In August 2016, Seven Directions emerged as the first national public health institute in the United States to focus solely on Indigenous health and wellness. Seven Directions is committed to engaging tribal and urban Indian communities in equitable partnerships to support the well-being of current and future generations.
A few learning objectives:
- Understand the need for culturally informed programming and evaluation approaches for, by and with Indigenous communities working to address the opioid epidemic and other prevention challenges
- Understand core Indigenous evaluation (IE) principles and ways in which IE can be used to complement or supplement standard, Western evaluation practices
- Learn about Indigenous community engagement approaches in behavioral health research and evaluation
- Learn about available resources and gatherings hosted by Seven Directions for continued community sharing and learning
About the presenters:
Maya Magarati, PhD, is an Acting Assistant Professor in the UW Department of Psychiatry and Behavioral Sciences and serves as a core faculty in Seven Directions, A Center for Indigenous Public Health, a part of the Center for the Study of Health and Risk Behaviors in the Department. She serves as the Project Lead on the Tribal Opioid Overdose Prevention project. Maya investigates sexual health, community engagement (CBPR), global Indigenous environmental and behavioral health specifically tied to place-based healing and traditional ecological knowledge, and immigrant and refugee cancer and wellbeing.

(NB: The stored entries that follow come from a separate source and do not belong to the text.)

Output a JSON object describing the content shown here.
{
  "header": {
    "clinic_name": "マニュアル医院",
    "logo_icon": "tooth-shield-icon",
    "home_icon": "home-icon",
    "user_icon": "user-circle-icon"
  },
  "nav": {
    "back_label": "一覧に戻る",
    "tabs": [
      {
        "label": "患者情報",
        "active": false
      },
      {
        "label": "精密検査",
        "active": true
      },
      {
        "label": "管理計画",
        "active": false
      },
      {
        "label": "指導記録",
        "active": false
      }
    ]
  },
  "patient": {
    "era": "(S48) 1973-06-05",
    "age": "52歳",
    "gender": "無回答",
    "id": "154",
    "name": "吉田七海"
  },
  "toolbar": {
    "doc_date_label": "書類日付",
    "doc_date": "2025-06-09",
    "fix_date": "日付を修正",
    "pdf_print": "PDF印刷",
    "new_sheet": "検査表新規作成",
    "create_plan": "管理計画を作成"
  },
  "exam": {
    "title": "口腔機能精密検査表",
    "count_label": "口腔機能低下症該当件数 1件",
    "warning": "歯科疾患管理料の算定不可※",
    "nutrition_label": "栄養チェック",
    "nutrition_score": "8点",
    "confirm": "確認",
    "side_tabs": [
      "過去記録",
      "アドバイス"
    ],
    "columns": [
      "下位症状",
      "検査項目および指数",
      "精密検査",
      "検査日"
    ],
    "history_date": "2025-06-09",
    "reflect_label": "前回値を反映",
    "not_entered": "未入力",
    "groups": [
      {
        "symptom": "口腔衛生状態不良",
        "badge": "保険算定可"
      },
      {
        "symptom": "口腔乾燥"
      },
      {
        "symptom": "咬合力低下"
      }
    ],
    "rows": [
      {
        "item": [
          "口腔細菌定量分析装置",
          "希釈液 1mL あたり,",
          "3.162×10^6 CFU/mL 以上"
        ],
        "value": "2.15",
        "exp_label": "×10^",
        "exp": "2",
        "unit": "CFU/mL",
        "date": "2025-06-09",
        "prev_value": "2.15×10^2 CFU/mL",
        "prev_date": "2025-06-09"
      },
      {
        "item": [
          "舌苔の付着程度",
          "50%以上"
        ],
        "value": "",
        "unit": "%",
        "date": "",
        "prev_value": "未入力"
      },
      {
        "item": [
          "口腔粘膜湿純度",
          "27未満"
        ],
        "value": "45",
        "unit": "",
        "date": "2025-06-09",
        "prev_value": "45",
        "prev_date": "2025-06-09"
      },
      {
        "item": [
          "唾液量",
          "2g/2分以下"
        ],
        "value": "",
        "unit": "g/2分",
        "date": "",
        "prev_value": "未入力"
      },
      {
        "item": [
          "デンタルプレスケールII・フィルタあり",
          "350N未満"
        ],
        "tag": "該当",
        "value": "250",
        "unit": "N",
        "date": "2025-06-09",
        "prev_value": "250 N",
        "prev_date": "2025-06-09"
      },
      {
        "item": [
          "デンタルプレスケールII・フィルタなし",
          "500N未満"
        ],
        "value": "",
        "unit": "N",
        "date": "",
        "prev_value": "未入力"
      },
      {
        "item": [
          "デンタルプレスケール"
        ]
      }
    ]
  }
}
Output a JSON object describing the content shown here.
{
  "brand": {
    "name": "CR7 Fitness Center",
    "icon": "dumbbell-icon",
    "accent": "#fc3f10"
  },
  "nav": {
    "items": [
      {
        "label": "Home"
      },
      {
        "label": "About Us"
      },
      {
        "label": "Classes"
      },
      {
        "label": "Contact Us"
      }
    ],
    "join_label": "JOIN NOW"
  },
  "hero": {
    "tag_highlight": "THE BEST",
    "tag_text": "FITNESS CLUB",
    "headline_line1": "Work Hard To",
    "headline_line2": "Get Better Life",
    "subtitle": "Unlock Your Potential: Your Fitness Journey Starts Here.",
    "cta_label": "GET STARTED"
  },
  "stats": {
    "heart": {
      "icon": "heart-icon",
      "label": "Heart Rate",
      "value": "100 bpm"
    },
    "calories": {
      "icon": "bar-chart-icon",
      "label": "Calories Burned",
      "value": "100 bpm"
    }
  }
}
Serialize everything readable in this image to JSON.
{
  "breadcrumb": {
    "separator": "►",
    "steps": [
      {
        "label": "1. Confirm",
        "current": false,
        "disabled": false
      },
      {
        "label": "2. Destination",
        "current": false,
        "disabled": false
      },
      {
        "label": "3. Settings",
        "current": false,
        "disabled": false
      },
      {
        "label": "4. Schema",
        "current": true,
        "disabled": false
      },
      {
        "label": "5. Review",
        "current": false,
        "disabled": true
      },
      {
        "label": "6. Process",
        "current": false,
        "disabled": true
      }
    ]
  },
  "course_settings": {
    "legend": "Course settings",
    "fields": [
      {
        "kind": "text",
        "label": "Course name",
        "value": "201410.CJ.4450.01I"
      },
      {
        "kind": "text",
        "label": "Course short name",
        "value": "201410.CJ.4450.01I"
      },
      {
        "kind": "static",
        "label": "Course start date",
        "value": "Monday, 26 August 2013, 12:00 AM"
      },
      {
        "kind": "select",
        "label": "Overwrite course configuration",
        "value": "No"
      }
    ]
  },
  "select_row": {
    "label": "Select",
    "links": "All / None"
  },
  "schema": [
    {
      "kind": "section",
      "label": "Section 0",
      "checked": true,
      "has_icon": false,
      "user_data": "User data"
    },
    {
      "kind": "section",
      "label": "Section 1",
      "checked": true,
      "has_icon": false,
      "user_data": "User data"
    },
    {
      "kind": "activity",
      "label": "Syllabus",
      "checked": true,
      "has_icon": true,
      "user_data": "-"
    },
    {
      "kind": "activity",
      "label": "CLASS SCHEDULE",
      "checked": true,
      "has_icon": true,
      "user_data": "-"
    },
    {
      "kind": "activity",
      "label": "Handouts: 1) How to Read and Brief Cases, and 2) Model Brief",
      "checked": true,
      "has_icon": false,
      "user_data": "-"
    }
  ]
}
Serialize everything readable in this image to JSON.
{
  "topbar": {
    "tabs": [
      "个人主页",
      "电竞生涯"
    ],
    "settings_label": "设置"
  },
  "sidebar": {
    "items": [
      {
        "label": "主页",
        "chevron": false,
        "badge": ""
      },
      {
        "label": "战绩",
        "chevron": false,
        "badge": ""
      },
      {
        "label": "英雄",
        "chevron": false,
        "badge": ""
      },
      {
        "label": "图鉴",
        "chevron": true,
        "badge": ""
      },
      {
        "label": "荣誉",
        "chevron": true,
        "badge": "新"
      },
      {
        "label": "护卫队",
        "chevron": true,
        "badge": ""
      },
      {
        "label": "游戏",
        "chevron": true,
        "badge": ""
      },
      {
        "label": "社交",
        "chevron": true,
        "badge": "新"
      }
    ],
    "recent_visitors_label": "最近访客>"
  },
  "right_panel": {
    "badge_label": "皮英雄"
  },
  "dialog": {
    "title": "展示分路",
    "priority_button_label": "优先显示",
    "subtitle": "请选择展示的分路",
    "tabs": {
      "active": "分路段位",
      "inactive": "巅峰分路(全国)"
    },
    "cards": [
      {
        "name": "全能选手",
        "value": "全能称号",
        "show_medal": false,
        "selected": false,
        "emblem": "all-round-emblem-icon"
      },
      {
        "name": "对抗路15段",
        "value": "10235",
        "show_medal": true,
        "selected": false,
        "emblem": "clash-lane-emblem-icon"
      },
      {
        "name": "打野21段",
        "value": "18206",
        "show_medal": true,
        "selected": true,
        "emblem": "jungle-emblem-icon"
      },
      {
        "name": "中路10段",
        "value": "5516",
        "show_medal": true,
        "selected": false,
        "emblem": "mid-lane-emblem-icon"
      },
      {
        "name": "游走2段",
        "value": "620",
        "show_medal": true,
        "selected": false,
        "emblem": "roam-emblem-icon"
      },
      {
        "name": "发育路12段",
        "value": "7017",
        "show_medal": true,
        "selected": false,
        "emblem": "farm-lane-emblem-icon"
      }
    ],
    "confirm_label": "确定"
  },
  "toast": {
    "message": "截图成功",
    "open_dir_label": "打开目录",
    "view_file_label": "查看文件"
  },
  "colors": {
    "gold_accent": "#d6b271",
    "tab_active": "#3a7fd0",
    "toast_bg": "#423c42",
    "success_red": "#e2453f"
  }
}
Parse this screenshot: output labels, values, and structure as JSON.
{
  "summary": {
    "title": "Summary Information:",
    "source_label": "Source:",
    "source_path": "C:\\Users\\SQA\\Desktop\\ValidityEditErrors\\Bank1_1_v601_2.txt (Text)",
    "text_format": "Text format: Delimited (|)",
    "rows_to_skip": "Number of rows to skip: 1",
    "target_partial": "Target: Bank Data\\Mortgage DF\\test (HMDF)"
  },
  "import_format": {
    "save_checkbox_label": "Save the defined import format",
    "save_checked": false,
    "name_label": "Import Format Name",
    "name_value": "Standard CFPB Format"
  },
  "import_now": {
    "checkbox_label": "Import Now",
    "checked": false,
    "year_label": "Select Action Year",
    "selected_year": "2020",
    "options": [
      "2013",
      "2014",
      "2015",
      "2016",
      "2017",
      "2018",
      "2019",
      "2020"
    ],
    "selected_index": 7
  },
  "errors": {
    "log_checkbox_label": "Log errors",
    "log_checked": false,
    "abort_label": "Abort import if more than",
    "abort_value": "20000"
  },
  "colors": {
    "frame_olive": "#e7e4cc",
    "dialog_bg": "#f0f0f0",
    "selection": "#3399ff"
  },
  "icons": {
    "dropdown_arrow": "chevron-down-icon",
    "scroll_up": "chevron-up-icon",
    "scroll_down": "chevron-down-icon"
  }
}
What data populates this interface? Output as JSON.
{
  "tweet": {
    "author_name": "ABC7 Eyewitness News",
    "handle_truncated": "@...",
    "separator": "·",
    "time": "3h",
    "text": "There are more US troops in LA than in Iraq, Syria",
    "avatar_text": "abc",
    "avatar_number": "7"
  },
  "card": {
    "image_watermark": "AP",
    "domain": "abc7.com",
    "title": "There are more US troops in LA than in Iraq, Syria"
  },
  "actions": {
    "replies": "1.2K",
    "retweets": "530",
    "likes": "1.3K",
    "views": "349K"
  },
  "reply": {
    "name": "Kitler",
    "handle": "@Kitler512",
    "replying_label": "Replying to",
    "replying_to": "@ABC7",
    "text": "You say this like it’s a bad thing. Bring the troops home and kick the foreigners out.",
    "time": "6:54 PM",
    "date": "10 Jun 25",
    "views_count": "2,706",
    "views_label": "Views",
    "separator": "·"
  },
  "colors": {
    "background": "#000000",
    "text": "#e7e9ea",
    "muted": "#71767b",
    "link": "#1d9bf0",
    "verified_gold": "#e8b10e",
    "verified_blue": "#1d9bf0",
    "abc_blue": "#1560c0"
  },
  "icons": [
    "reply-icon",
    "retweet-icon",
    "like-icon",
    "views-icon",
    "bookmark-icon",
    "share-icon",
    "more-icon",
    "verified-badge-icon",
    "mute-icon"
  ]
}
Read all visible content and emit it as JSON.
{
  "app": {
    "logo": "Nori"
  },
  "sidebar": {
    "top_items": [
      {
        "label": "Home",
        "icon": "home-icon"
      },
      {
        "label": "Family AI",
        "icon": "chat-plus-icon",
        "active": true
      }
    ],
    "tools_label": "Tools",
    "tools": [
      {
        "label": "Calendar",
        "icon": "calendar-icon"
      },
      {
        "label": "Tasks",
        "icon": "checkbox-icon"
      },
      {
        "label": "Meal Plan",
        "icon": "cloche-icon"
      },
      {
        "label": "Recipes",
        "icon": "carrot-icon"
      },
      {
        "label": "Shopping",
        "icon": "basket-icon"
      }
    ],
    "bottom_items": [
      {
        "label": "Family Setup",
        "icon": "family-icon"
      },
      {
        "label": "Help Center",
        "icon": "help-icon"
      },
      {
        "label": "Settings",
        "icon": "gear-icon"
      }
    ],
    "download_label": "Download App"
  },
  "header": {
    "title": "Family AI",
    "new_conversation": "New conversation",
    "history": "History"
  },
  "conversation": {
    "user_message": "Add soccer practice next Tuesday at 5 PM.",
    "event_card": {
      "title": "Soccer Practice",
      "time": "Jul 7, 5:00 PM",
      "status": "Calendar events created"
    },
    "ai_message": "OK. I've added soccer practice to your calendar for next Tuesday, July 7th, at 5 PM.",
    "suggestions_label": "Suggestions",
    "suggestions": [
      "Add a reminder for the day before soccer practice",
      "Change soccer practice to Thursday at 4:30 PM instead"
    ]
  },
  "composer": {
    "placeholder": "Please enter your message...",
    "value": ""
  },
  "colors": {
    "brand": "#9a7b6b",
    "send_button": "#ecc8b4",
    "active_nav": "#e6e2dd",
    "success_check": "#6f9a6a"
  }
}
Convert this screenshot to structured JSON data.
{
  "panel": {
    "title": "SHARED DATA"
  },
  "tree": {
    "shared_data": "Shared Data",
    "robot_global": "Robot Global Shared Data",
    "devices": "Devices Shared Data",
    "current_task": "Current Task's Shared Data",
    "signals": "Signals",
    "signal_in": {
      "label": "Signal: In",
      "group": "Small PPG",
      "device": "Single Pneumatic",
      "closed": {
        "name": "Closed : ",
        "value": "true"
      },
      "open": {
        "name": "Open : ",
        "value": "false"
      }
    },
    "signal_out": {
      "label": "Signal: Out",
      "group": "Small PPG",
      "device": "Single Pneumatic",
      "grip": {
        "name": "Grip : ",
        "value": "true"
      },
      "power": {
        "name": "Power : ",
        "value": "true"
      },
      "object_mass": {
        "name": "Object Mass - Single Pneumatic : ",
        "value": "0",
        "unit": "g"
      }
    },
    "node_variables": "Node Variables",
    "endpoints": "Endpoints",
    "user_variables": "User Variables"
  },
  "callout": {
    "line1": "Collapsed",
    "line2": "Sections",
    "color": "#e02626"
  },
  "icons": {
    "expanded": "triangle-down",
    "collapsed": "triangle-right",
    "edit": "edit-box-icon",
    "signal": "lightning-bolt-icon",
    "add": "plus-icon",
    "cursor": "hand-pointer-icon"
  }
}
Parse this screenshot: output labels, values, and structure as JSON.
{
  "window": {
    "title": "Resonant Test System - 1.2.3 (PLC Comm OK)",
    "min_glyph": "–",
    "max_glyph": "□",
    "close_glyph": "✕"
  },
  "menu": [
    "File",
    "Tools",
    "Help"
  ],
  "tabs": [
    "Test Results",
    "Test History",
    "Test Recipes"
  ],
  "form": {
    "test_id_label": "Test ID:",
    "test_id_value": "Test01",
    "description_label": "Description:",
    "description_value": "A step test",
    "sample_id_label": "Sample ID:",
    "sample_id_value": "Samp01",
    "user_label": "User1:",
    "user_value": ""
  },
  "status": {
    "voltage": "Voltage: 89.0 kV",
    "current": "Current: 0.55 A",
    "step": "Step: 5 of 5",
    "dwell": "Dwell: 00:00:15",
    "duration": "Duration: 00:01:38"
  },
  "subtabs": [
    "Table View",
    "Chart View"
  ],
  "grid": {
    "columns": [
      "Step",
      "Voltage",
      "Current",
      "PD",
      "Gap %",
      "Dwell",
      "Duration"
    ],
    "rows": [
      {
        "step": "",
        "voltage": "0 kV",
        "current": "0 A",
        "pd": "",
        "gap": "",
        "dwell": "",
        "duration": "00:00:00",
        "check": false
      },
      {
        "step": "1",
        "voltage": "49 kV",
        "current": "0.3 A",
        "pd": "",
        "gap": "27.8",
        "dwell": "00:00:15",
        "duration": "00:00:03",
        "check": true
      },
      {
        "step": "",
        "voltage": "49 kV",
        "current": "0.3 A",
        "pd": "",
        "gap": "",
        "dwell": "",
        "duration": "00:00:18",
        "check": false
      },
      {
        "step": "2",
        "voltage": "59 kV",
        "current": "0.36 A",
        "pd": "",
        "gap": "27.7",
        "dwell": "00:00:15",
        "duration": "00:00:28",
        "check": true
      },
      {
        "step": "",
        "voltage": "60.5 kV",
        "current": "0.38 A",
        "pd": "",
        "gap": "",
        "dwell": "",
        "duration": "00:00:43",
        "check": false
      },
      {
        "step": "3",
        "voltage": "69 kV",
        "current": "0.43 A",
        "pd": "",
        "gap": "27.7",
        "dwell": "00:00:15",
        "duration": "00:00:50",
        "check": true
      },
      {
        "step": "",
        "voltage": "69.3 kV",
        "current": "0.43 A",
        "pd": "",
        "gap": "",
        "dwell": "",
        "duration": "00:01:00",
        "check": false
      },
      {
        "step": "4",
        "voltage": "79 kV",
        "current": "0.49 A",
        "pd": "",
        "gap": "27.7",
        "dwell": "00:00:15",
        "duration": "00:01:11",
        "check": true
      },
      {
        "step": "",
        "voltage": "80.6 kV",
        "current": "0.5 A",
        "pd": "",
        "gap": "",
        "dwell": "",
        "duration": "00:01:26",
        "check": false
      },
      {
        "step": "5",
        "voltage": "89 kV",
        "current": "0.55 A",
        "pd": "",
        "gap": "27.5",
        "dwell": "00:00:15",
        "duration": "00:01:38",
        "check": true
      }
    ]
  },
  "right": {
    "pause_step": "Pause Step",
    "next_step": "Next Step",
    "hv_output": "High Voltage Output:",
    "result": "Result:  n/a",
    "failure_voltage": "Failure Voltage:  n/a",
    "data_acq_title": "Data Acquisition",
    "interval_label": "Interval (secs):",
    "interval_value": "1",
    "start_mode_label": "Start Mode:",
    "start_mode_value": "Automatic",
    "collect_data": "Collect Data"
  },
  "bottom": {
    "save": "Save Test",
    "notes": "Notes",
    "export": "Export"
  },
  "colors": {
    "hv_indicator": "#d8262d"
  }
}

Angela Gaffney, MPA, is a Senior Research Coordinator at Seven Directions, A Center for Indigenous Public Health. She co-developed Seven Directions’ Indigenous Evaluation Toolkit: An Actionable Guide for Organizations Serving American Indian / Alaska Native Communities through Opioid Prevention Programming and leads trainings with tribal health programs to implement Indigenous evaluation approaches. Angela also leads Seven Directions’ technical assistance portfolio, working directly with several tribal public health programs addressing opioid and other prevention issues in their communities through novel, staff-led approaches.